Batman: El caballero de la noche (The Dark Knight, Estados Unidos, 2008). Dirección: Christopher Nolan. Guión: Christopher y Jonathan Nolan. Fotografía: Wally Pfister. Intérpretes: Christian Bale, Heath Ledger, Aaron Eckhart, Michael Caine, Maggie Gyllenhaal, Gary Oldman y Morgan Freeman.

 

Uno se sorprende cuando una película de acción alude a Nietzsche, mucho más cuando hace una alusión inteligente. Nietzsche es demasiado ingobernable para el maniqueísmo de los blockbusters y, quizás por eso, las veces que se lo menciona la mención suele ser banal. Por ejemplo, en la remake de Cabo de miedo de Martin Scorsese (1991), Max Cady, el asesino que interpreta Robert De Niro, va a una biblioteca poco después de salir de la cárcel y, según informa un personaje secundario, se pasa el día leyendo a “un filósofo que ha dicho que Dios ha muerto”. Es un uso sensacionalista de la cita, puesta en circulación apenas para delinear un perfil criminal. Por contacto ideológico, Max Cady se vuelve terrible, no sólo un asesino sino un asesino impío. Decir que Dios ha muerto es, en el marco moral del film, una locura; el aforismo ciñe al personaje como una camisa de fuerza.

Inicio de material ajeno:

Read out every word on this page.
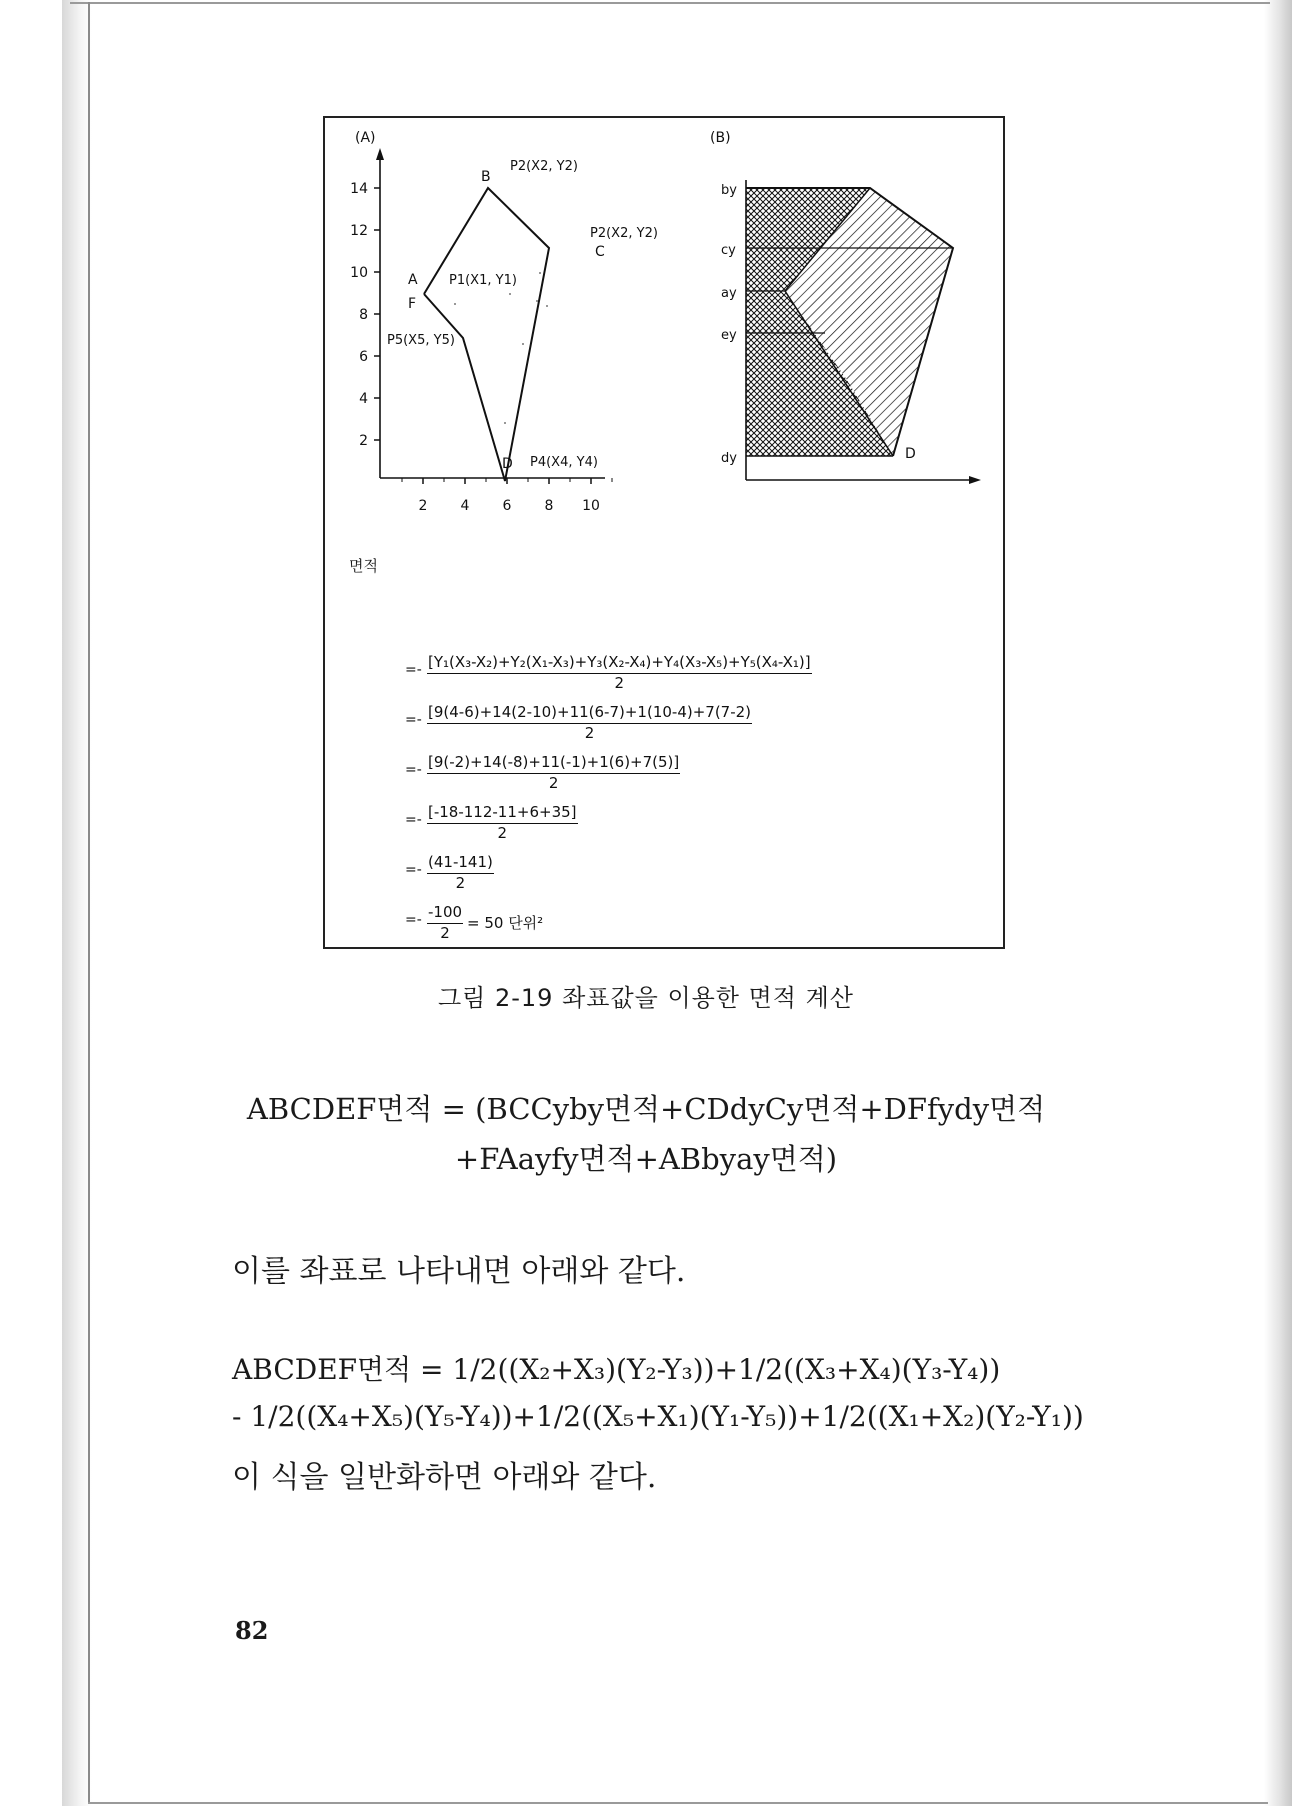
(A)
14
12
10
8
6
4
2
2 4 6 8 10
B
P2(X2, Y2)
P2(X2, Y2)
C
A P1(X1, Y1)
F
P5(X5, Y5)
D P4(X4, Y4)
(B)
by
cy
ay
ey
dy	D
면적
=- $\frac{\text{[Y₁(X₃-X₂)+Y₂(X₁-X₃)+Y₃(X₂-X₄)+Y₄(X₃-X₅)+Y₅(X₄-X₁)]}}{2}$
=- $\frac{[9(4-6)+14(2-10)+11(6-7)+1(10-4)+7(7-2)}{2}$
=- $\frac{[9(-2)+14(-8)+11(-1)+1(6)+7(5)]}{2}$
=- $\frac{[-18-112-11+6+35]}{2}$
=- $\frac{(41-141)}{2}$
=- $\frac{-100}{2} = 50$ 단위²
그림 2-19 좌표값을 이용한 면적 계산
ABCDEF면적 = (BCCyby면적+CDdyCy면적+DFfydy면적
+FAayfy면적+ABbyay면적)
이를 좌표로 나타내면 아래와 같다.
ABCDEF면적 = 1/2((X₂+X₃)(Y₂-Y₃))+1/2((X₃+X₄)(Y₃-Y₄))
- 1/2((X₄+X₅)(Y₅-Y₄))+1/2((X₅+X₁)(Y₁-Y₅))+1/2((X₁+X₂)(Y₂-Y₁))
이 식을 일반화하면 아래와 같다.
82
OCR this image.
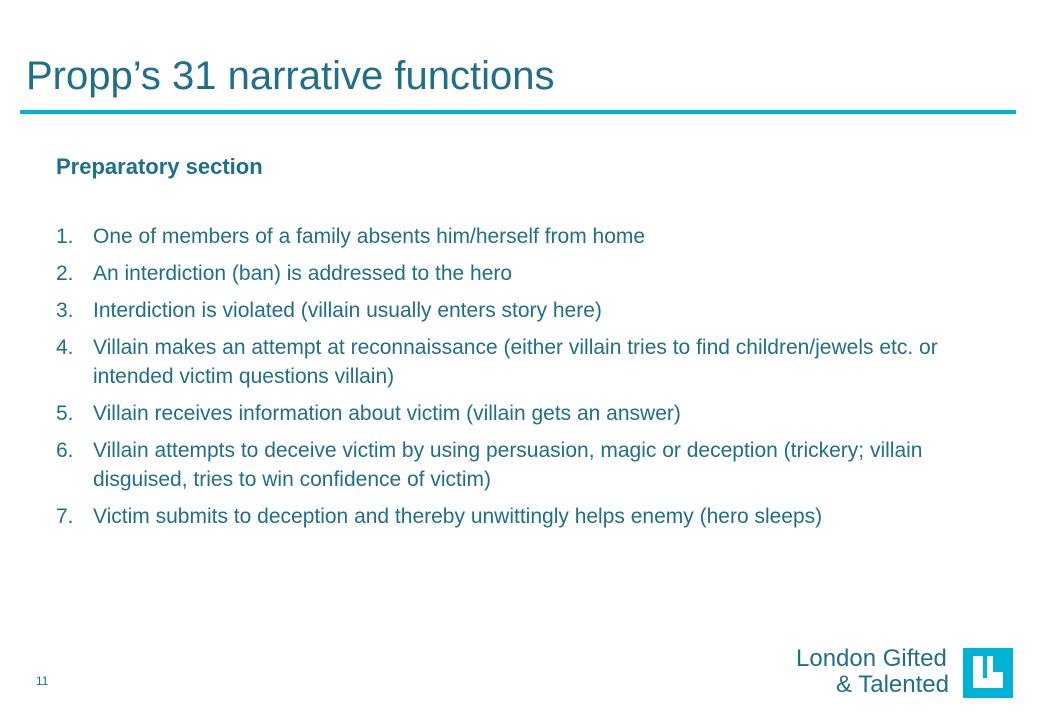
Propp’s 31 narrative functions
Preparatory section
1. One of members of a family absents him/herself from home
2. An interdiction (ban) is addressed to the hero
3. Interdiction is violated (villain usually enters story here)
4. Villain makes an attempt at reconnaissance (either villain tries to find children/jewels etc. or intended victim questions villain)
5. Villain receives information about victim (villain gets an answer)
6. Villain attempts to deceive victim by using persuasion, magic or deception (trickery; villain disguised, tries to win confidence of victim)
7. Victim submits to deception and thereby unwittingly helps enemy (hero sleeps)
11
London Gifted
& Talented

Que hay mejores maneras de citar, incluso en Hollywood, lo prueba The Dark Knight. La nueva entrega de Batman, dirigida por Christopher Nolan, contiene probablemente la alusión más astuta que se haya hecho a Nietzsche en la pantalla grande, una alusión que es, quizás, superior a otro de los dictámenes del filósofo. En la secuencia inicial, varios enmascarados toman por asalto un banco y van matándose unos a otros para quedarse con el botín. Uno de ellos, que pronto se revela como el Guasón, se enfrenta a un empleado y, antes de ultimarlo, dice pausadamente, con una cesura ominosa: “Whatever doesn’t kill you… simply makes you stranger” (Lo que no te mata simplemente te hace más extraño). En inglés, la frase reproduce muy de cerca el tan conocido “Lo que no te mata te hace más fuerte” (Whatever doesn’t kill you makes you stronger), agregando un adverbio y cambiando apenas una vocal. Pero es un cambio clave, que cristaliza el espíritu post-nietzscheano del nuevo Guasón. El personaje ya no aspira a hacerse con el poder ni a erigirse en un maligno superhombre. No es un dandi despiadado ni envilecido por las circunstancias, como el que interpretó Jack Nicholson en el Batman de Tim Burton (1989). Es un enemigo interno indescifrable, anárquico, post-moral, desdeñoso de la idea de finalidad. El Guasón aparece un día en Ciudad Gótica sin que nadie sepa de dónde viene ni qué busca. En un momento, como el dúo conceptual británico K Foundation, quema una montaña de dinero en un acto de dudoso nihilismo. Más tarde, cuando cae preso, la policía no encuentra en sus bolsillos sino “pelusa y cuchillos”. O sea, interrogantes.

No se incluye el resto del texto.